RSG’s fully operational nursery aims to raise over 25 million plants in the Red Sea Project and the ultra-luxury destination AMAALA by 2030, reducing the Kingdom’s reliance on importing foreign plant species and promoting the growth of native flora. 

It will also produce over 30 million seedlings, which according to Grant Shaw, senior nursery director at RSG, is “incredibly exciting for horticulturalists.” 

“If you think about 25 million plants in the time frame we’re talking about, it’s never been attempted before. It’s like the single most challenging horticultural endeavor ever attempted in human history in the middle of the desert.”

He added: “With our designers, we’ve looked at what can we use natively and then what can we enhance with some adaptive species.” 

“Some of the species you see in this region will never be seen anywhere else in the world because they can’t grow elsewhere,” Shaw concluded. 

The Red Sea region’s exceptional year-round climate allows for adding a broad range of plants, including cultivated, adapted and native plants, said Fahd Al-Habely, the company’s assistant director of the environmental program department. 

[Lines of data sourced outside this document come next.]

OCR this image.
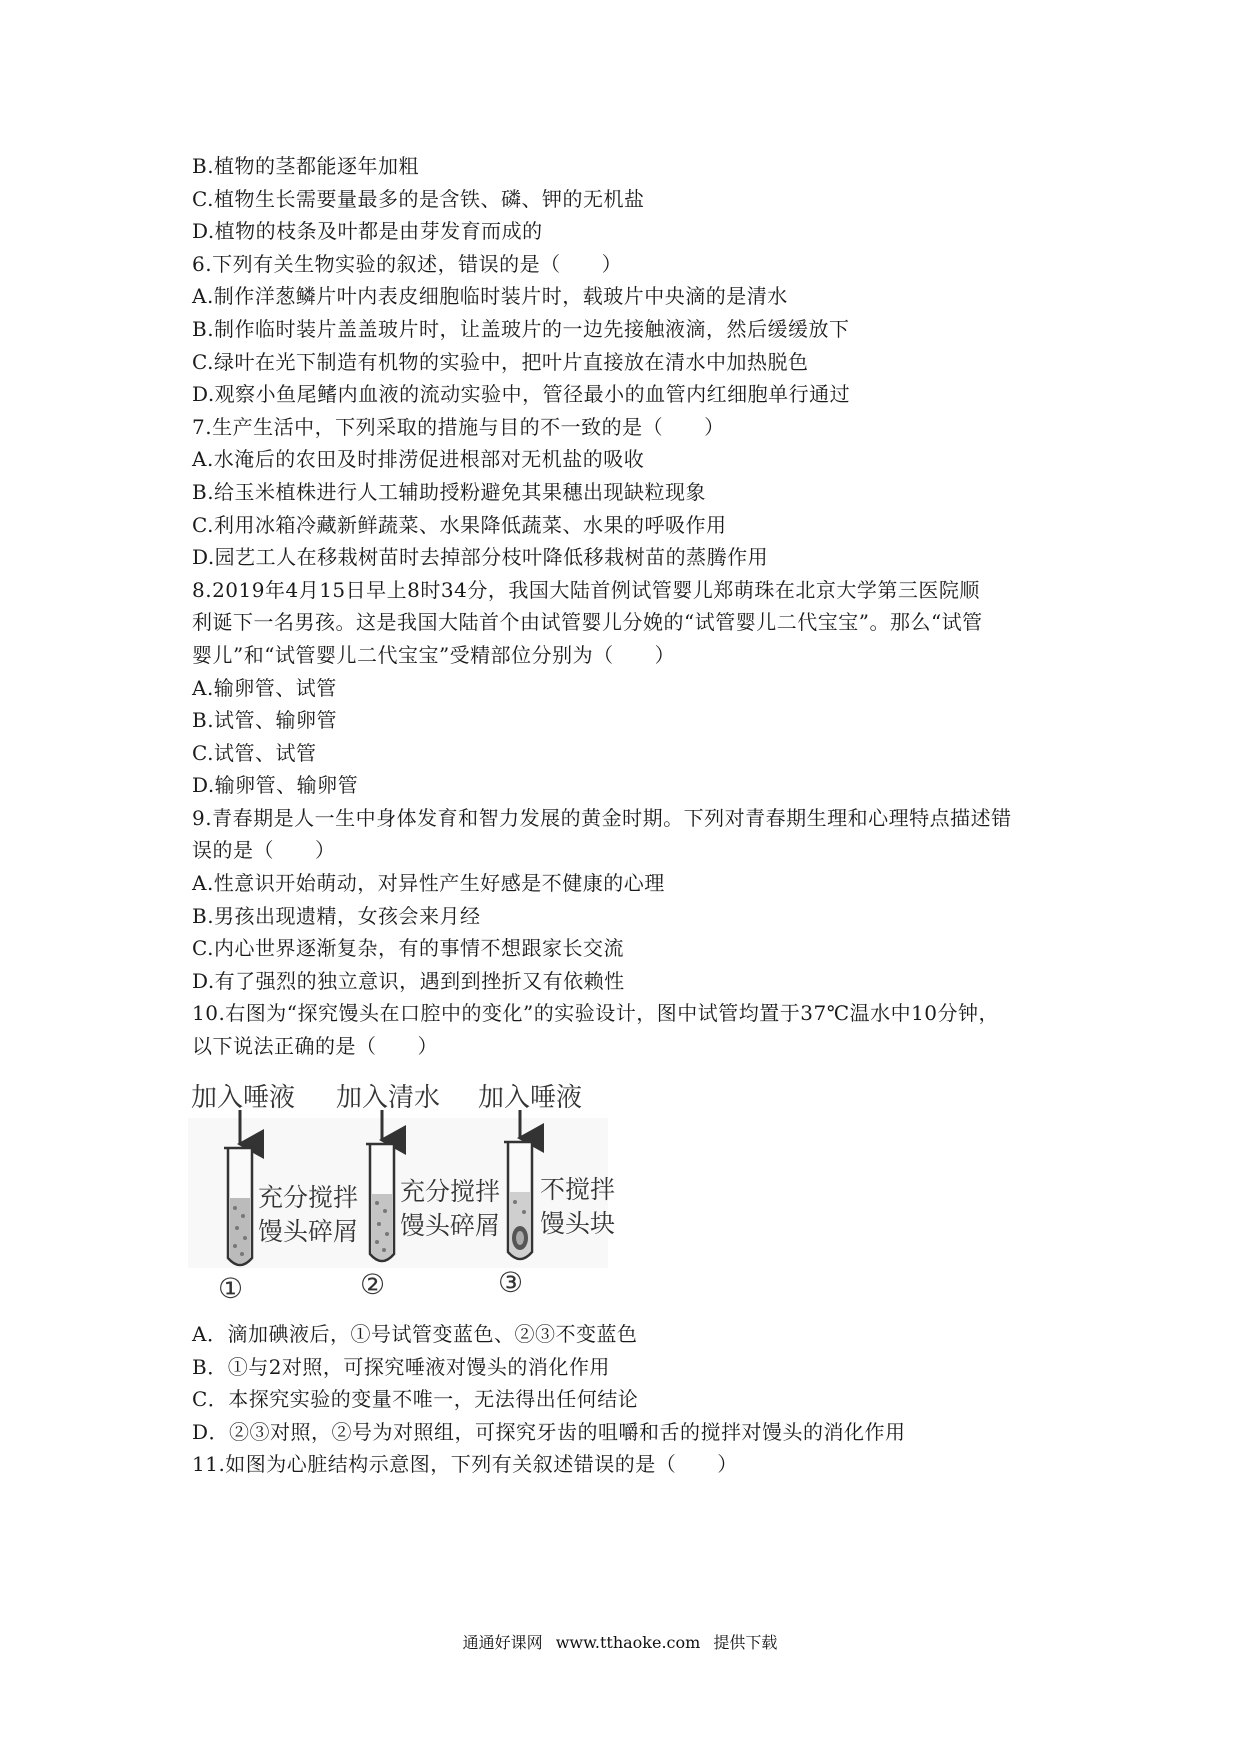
B.植物的茎都能逐年加粗
C.植物生长需要量最多的是含铁、磷、钾的无机盐
D.植物的枝条及叶都是由芽发育而成的
6.下列有关生物实验的叙述，错误的是（　　）
A.制作洋葱鳞片叶内表皮细胞临时装片时，载玻片中央滴的是清水
B.制作临时装片盖盖玻片时，让盖玻片的一边先接触液滴，然后缓缓放下
C.绿叶在光下制造有机物的实验中，把叶片直接放在清水中加热脱色
D.观察小鱼尾鳍内血液的流动实验中，管径最小的血管内红细胞单行通过
7.生产生活中，下列采取的措施与目的不一致的是（　　）
A.水淹后的农田及时排涝促进根部对无机盐的吸收
B.给玉米植株进行人工辅助授粉避免其果穗出现缺粒现象
C.利用冰箱冷藏新鲜蔬菜、水果降低蔬菜、水果的呼吸作用
D.园艺工人在移栽树苗时去掉部分枝叶降低移栽树苗的蒸腾作用
8.2019年4月15日早上8时34分，我国大陆首例试管婴儿郑萌珠在北京大学第三医院顺
利诞下一名男孩。这是我国大陆首个由试管婴儿分娩的“试管婴儿二代宝宝”。那么“试管
婴儿”和“试管婴儿二代宝宝”受精部位分别为（　　）
A.输卵管、试管
B.试管、输卵管
C.试管、试管
D.输卵管、输卵管
9.青春期是人一生中身体发育和智力发展的黄金时期。下列对青春期生理和心理特点描述错
误的是（　　）
A.性意识开始萌动，对异性产生好感是不健康的心理
B.男孩出现遗精，女孩会来月经
C.内心世界逐渐复杂，有的事情不想跟家长交流
D.有了强烈的独立意识，遇到到挫折又有依赖性
10.右图为“探究馒头在口腔中的变化”的实验设计，图中试管均置于37℃温水中10分钟，
以下说法正确的是（　　）
加入唾液
充分搅拌
馒头碎屑
①
加入清水
充分搅拌
馒头碎屑
②
加入唾液
不搅拌
馒头块
③
A．滴加碘液后，①号试管变蓝色、②③不变蓝色
B．①与2对照，可探究唾液对馒头的消化作用
C．本探究实验的变量不唯一，无法得出任何结论
D．②③对照，②号为对照组，可探究牙齿的咀嚼和舌的搅拌对馒头的消化作用
11.如图为心脏结构示意图，下列有关叙述错误的是（　　）
通通好课网 www.tthaoke.com 提供下载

Consequently, the company has implemented two initiatives. One is collecting native seeds across the Kingdom, and the other is transplanting mature trees. 

With a mandate to increase biodiversity in the area by 30 percent, the company has a “laser-like focus on sustainability,” he explained.   

Though the nursery mainly comprises plants native to Saudi Arabia, the giga-project has also been sourcing desert plant species worldwide, including Australia, where the climate is similar to the Kingdom. 

Saudi Arabia has successfully planted over 12 million trees in the past five years through the National Center for Vegetation Development as it moves toward achieving its sustainability goals as part of the Saudi Green Initiative, stated the annual report issued by the National Transformation Program for 2022. 

According to the report, more than 22 percent of the treated water in the Kingdom was reused while recording a 35 percent increase in desalinated water production capacity since 2018. 

Some of the other achievements include the release of up to 921 endangered animals in national parks and reserves, the first birth of the Arabian oryx at the King Salman Royal Reserve, and the first birth of the Idmi gazelle at the Ibex Reserve.